Ich will ihm sagen, dass ich auch das nicht will, aber da bewegen sich meine Füße schon. Da sind Finger an meinem Oberarm und ich stütze mich viel zu schwer auf sie. Stehend ist alles schlimmer als sitzend. Laufen macht es nicht besser. Aber es dauert nicht lange, bis ich auf den Beifahrersitz gedrückt werde und sofort den Kopf an die Scheibe lehne, als die Tür wieder zu ist. Das Surren vom Gurt. Ich mache das nicht. Selbst das übernimmt er. Die Müdigkeit zerrt an mir, wie der Wind es eben noch getan hat.

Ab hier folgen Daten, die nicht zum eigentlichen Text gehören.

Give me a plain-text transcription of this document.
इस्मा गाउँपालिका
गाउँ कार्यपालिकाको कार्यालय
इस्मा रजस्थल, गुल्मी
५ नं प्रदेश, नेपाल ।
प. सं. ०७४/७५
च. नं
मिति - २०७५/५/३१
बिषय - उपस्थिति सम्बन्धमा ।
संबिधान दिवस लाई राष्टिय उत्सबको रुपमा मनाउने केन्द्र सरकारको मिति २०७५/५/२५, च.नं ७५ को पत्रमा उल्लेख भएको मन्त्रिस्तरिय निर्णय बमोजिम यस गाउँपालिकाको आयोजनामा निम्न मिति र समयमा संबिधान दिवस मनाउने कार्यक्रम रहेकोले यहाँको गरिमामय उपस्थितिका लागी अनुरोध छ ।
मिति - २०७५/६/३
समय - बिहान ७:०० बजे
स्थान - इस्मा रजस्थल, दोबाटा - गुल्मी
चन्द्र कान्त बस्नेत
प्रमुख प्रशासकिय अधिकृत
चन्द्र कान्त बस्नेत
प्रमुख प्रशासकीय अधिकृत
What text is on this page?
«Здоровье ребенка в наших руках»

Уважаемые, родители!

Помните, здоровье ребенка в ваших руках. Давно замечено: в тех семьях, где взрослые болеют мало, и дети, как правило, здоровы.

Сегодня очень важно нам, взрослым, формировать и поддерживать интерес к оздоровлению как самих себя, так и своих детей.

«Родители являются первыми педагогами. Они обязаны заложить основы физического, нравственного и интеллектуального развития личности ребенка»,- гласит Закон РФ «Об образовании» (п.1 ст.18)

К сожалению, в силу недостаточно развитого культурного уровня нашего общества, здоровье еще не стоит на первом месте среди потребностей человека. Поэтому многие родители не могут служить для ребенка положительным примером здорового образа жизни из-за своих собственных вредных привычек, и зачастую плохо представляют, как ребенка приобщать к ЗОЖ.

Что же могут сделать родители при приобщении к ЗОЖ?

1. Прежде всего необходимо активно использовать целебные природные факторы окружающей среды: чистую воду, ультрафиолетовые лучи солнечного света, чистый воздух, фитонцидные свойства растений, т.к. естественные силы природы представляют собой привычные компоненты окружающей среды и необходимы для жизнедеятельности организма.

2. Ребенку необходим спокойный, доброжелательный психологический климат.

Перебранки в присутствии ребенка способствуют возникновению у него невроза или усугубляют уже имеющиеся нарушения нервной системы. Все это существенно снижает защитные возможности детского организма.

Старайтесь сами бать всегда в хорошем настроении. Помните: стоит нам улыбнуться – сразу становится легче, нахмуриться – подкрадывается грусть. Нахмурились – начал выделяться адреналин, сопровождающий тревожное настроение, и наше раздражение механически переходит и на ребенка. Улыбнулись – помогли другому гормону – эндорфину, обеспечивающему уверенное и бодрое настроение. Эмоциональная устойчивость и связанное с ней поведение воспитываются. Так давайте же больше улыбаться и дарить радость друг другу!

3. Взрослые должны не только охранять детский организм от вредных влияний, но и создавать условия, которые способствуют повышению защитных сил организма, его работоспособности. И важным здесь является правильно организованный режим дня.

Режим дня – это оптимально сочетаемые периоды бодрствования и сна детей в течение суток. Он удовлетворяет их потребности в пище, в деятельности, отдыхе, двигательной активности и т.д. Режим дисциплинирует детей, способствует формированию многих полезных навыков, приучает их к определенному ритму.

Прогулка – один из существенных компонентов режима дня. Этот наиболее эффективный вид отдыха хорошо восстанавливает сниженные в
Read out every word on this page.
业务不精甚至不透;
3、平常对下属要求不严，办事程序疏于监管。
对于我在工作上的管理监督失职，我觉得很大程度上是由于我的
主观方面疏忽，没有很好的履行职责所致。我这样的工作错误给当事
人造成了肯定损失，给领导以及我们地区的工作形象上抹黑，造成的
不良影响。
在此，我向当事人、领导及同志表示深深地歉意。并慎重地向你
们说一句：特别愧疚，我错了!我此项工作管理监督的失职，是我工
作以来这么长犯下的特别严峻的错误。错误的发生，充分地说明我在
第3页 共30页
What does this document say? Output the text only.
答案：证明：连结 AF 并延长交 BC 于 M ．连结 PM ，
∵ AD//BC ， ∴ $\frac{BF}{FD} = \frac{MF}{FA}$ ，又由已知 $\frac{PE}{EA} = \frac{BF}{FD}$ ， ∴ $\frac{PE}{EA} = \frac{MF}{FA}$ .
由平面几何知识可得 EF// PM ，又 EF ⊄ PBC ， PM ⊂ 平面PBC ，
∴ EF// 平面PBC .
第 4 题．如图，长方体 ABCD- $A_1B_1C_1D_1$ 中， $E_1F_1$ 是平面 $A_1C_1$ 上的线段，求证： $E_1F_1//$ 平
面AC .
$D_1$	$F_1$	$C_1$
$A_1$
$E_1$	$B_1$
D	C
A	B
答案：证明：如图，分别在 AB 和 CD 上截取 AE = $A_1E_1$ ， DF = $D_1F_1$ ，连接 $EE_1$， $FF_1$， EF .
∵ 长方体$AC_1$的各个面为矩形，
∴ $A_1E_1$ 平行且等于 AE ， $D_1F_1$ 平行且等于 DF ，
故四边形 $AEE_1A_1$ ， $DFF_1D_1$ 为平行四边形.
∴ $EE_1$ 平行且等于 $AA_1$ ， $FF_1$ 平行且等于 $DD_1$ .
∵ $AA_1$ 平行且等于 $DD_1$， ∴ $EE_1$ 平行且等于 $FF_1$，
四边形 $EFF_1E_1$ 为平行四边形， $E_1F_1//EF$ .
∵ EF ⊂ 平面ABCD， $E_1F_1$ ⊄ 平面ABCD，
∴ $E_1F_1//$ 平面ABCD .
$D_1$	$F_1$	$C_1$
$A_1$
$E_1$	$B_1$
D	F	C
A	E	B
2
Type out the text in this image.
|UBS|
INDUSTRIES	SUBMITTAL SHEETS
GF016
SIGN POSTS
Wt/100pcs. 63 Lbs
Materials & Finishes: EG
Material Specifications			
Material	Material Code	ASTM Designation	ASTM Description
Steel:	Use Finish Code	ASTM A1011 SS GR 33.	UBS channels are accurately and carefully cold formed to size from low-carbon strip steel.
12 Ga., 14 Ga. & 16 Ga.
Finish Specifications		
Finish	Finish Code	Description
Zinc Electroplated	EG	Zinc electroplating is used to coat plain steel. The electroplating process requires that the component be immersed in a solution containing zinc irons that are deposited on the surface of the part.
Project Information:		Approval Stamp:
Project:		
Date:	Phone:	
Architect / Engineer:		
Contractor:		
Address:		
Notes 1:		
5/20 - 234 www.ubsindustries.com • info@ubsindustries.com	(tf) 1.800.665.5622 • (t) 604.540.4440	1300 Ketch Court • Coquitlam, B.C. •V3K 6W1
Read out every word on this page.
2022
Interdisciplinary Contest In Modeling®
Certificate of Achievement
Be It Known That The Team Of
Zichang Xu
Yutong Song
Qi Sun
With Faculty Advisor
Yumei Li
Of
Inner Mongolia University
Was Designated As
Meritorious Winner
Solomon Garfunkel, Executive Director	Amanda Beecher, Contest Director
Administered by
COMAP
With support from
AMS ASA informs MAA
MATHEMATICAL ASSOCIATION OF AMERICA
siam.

Druck auf der Brust, Brennen in den Augen. Erst, als sich eine kühle Hand auf meinen Oberschenkel legt, kriege ich mit, wie sehr ich zittere. Und ich höre mich selbst wimmern. Das alles ist ein böser Traum. Ich bin in irgendeiner Bar eingeschlafen und das alles hier wird gar nicht erst passieren, weil ich irgendwann aufwachen und nach Hause laufen werde.

Aber es ist kein Traum.

Es ist schlimmer. Und diese Erkenntnis hatte mein Unterbewusstsein längst, deswegen sitze ich hier wie ein jämmerlicher Haufen Elend und bemitleide mich selbst, während die Nacht an mir vorbeizieht, dabei langsam heller wird, weil New York noch immer die Stadt ist, die niemals schläft, und dann … wieder dunkler, bis der Wagen hält, Killua aussteigt und ich den Halt verliere, als er die Wagentür öffnet. Ich sehe das selbst. Als wäre ich gar nicht da, sondern würde über dem Fahrzeug im Nichts schweben. Ich … muss zurück. Nur wie?

»Wir sind gleich da. Nur ein paar Stufen noch. Reiß dich zusammen, Nash.«

Ich will gerade gar nichts mehr. Nur für immer schlafen. Nie wieder aufwachen. Ich denke immer noch an eine Mauer, einen Baum und eine Leitplanke. Alles grau. Stufen, Tür, noch mehr Stufen, noch eine Tür. Ein Bett. Sein Bett, sein Geruch. Das Miauen einer Katze. Er hat … eine Katze? Ich sehe nichts. Alles ist verschwommen. Der Untergrund ist weich. Ich rolle mich zusammen und sauge Killuas Duft auf, als würde mein Leben davon abhängen. Und so langsam erinnere ich mich daran, wie er mir vor einiger Zeit sagte, dass er es satt hat, mein Kindermädchen zu spielen. Ich habe das schon wieder herausgefordert. Und er hat mich abermals vom Schlimmsten abgehalten.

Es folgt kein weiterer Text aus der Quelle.